Sénégal : comment les contrôles d’étrangers alimentent un climat de méfiance

Le 30 juin dernier, une série de contrôles massifs ciblant les étrangers a débuté dans les rues de Dakar et sa banlieue. En l’espace de neuf jours, 490 personnes ont été interpellées par la Direction de la police des étrangers et des titres de voyage. Parmi elles, 36 ont été déférées au parquet pour séjour irrégulier. Ces opérations, officiellement menées au nom de « la sécurité des personnes », soulèvent des questions sur leur proportionnalité et leur impact sur la cohésion sociale.

Amadou Bangoura, un étudiant béninois résidant au Sénégal depuis cinq ans, en sait quelque chose.

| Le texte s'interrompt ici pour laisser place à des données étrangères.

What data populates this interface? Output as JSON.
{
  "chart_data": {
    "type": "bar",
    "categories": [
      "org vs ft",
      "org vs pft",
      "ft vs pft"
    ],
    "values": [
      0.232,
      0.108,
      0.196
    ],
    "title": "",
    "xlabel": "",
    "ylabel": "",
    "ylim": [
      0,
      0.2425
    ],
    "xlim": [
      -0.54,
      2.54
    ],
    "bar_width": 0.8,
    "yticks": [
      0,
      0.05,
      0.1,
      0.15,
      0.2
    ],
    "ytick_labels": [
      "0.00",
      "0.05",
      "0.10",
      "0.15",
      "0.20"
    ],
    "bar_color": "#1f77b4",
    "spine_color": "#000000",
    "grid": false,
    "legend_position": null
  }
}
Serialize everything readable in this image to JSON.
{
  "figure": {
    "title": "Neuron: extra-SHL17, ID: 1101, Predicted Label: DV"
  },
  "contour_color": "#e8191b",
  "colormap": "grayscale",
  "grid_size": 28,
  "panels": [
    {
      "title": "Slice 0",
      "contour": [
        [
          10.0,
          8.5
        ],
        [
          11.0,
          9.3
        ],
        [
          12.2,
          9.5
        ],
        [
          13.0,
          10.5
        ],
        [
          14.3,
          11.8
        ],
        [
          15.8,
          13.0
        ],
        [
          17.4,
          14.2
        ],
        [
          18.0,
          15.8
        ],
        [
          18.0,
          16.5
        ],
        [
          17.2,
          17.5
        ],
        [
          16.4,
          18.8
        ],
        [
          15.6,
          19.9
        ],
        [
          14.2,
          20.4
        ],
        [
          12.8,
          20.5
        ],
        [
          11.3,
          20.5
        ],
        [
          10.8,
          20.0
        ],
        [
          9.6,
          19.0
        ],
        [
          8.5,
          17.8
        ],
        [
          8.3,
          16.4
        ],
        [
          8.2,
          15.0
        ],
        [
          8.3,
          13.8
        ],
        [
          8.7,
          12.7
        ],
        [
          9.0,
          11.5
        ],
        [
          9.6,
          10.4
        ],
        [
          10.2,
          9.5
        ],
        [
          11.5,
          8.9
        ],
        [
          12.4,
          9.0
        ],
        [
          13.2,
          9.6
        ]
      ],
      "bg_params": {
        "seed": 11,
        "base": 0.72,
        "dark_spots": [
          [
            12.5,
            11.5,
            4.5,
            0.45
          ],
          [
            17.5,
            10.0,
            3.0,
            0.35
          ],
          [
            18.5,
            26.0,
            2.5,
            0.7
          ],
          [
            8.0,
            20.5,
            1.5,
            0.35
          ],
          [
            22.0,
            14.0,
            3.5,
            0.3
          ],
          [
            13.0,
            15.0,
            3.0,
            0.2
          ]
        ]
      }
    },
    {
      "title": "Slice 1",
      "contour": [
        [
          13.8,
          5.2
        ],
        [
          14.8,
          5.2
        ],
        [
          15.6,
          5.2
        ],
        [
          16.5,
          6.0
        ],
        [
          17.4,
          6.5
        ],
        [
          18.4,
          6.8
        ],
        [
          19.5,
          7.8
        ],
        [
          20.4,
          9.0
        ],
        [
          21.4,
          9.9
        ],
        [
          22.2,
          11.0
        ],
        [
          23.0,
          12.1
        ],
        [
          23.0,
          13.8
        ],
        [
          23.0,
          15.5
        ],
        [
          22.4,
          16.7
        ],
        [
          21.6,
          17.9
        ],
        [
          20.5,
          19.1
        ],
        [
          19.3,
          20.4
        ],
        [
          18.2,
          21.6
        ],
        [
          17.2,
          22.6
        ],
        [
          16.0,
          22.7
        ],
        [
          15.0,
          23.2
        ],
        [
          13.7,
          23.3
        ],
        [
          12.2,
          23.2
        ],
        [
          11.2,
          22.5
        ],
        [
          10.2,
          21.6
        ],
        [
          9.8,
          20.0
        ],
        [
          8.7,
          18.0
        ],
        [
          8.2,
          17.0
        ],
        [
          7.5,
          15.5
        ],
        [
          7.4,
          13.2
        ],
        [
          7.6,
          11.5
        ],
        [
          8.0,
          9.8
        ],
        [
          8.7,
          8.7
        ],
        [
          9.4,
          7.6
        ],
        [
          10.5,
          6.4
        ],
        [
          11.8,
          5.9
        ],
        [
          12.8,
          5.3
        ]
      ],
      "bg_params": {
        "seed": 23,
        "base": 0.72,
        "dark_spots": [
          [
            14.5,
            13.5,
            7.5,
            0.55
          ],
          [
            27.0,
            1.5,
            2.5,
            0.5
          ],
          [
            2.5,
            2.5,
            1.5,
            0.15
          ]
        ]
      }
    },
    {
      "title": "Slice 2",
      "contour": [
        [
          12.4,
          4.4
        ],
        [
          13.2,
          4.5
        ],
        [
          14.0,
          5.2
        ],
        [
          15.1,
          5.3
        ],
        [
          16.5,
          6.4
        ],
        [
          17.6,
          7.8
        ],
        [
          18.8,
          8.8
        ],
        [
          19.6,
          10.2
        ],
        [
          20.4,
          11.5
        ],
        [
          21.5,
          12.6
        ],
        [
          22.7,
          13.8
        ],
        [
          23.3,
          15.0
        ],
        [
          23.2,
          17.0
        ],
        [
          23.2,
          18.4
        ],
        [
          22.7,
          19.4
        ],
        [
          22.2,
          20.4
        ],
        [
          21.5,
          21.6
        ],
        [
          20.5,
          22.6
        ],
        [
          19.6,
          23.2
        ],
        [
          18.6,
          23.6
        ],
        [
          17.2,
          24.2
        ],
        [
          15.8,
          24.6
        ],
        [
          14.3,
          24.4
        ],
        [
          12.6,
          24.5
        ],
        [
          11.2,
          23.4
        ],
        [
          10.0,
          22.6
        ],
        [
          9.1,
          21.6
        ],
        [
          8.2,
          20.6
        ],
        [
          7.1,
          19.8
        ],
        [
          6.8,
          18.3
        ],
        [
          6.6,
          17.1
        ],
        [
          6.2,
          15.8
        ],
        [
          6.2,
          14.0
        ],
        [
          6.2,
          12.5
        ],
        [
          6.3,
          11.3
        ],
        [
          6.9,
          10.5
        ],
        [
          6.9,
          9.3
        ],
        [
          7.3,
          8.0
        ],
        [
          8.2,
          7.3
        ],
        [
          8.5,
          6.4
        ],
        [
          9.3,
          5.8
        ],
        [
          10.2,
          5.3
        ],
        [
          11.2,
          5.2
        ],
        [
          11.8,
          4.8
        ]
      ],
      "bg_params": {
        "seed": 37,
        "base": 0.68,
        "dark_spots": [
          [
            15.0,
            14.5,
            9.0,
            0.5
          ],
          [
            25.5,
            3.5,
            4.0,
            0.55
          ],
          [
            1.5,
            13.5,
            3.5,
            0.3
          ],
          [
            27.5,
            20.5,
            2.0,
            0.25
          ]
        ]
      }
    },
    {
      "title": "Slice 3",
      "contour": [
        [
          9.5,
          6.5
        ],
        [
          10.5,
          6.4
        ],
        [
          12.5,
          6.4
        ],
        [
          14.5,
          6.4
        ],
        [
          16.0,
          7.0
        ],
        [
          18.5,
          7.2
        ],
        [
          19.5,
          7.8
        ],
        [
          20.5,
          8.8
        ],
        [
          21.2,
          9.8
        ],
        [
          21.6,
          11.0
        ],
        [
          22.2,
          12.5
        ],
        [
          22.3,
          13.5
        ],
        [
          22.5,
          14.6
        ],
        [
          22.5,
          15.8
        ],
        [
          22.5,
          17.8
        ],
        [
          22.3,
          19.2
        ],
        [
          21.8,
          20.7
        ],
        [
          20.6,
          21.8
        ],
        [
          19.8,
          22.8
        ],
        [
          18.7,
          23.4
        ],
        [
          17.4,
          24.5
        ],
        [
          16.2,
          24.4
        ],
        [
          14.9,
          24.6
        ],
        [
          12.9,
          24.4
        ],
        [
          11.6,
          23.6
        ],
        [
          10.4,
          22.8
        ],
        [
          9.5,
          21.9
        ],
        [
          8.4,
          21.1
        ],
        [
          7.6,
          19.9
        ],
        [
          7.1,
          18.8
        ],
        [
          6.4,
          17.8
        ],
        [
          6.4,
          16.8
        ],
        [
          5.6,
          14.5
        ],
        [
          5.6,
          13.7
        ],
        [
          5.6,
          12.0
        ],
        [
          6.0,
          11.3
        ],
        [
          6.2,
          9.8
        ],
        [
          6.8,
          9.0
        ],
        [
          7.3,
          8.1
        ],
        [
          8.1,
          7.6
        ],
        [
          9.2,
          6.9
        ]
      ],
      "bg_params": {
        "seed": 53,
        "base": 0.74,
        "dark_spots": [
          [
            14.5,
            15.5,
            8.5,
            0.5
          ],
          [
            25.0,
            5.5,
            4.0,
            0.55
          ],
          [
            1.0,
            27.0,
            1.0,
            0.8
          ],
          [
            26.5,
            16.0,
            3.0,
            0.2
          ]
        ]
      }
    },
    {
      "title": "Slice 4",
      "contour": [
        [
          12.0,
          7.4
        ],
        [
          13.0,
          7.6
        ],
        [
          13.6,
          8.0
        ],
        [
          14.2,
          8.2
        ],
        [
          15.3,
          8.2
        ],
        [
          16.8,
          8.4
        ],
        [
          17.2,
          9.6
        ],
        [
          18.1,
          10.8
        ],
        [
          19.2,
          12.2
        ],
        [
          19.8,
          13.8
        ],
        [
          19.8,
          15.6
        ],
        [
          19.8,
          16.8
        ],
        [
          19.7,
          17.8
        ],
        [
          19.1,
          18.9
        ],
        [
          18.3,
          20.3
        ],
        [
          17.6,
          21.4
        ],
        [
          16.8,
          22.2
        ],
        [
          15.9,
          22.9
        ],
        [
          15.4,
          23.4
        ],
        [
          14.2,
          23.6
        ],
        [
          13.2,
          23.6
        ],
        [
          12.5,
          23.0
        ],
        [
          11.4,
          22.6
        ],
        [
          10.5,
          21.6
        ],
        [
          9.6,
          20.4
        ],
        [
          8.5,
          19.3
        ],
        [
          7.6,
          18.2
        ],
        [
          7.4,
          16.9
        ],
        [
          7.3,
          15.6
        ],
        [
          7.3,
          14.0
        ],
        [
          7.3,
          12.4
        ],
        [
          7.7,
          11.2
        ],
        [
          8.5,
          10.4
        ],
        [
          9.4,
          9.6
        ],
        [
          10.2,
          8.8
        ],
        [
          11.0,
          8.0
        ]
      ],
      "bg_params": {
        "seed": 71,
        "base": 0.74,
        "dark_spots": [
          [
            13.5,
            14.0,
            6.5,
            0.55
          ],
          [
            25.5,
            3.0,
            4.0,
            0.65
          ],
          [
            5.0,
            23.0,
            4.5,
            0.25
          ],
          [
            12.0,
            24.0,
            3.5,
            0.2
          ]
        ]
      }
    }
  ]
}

Ce soir-là, alors qu’il rentrait de sa salle de sport dans le quartier de Liberté 6, deux policiers l’ont intercepté sans prévenir. « Présentez vos papiers », lui ont-ils ordonné d’un ton ferme. Malgré un titre de séjour en règle, cette vérification brutale a laissé une empreinte durable dans son esprit. « Je me suis demandé ce qui allait m’arriver », confie-t-il. Son récit illustre une réalité qui inquiète de plus en plus : l’érosion progressive de l’hospitalité sénégalaise, symbolisée par le terme Teranga.

Des exigences administratives jugées abusives

La société civile n’est pas en reste. Dans un communiqué diffusé le 13 juillet, plusieurs organisations dénoncent une « logique de suspicion permanente à l’égard de l’étranger ». Elles pointent du doigt des interpellations arbitraires, des « exigences administratives disproportionnées » et des « rétentions prolongées ». Ces pratiques, bien que présentées comme temporaires, alimentent un climat de méfiance difficile à ignorer.

Les réseaux sociaux, notamment TikTok, amplifient cette tendance. Des discours hostiles ciblent particulièrement la communauté guinéenne, qui représente plus de 40 % des résidents étrangers au Sénégal. Des accusations infondées, comme celle de « voler le travail des Sénégalais », circulent et rappellent les rhétoriques xénophobes observées en Afrique du Sud. Une stigmatisation d’autant plus paradoxale que ces communautés contribuent activement à l’économie locale.

Ces contrôles surviennent à un moment où le Sénégal occupe une place centrale sur la scène régionale, en prenant la présidence de la Communauté économique des États de l’Afrique de l’Ouest (CEDEAO). Une coïncidence qui interroge sur l’équilibre entre sécurité nationale et ouverture à l’autre.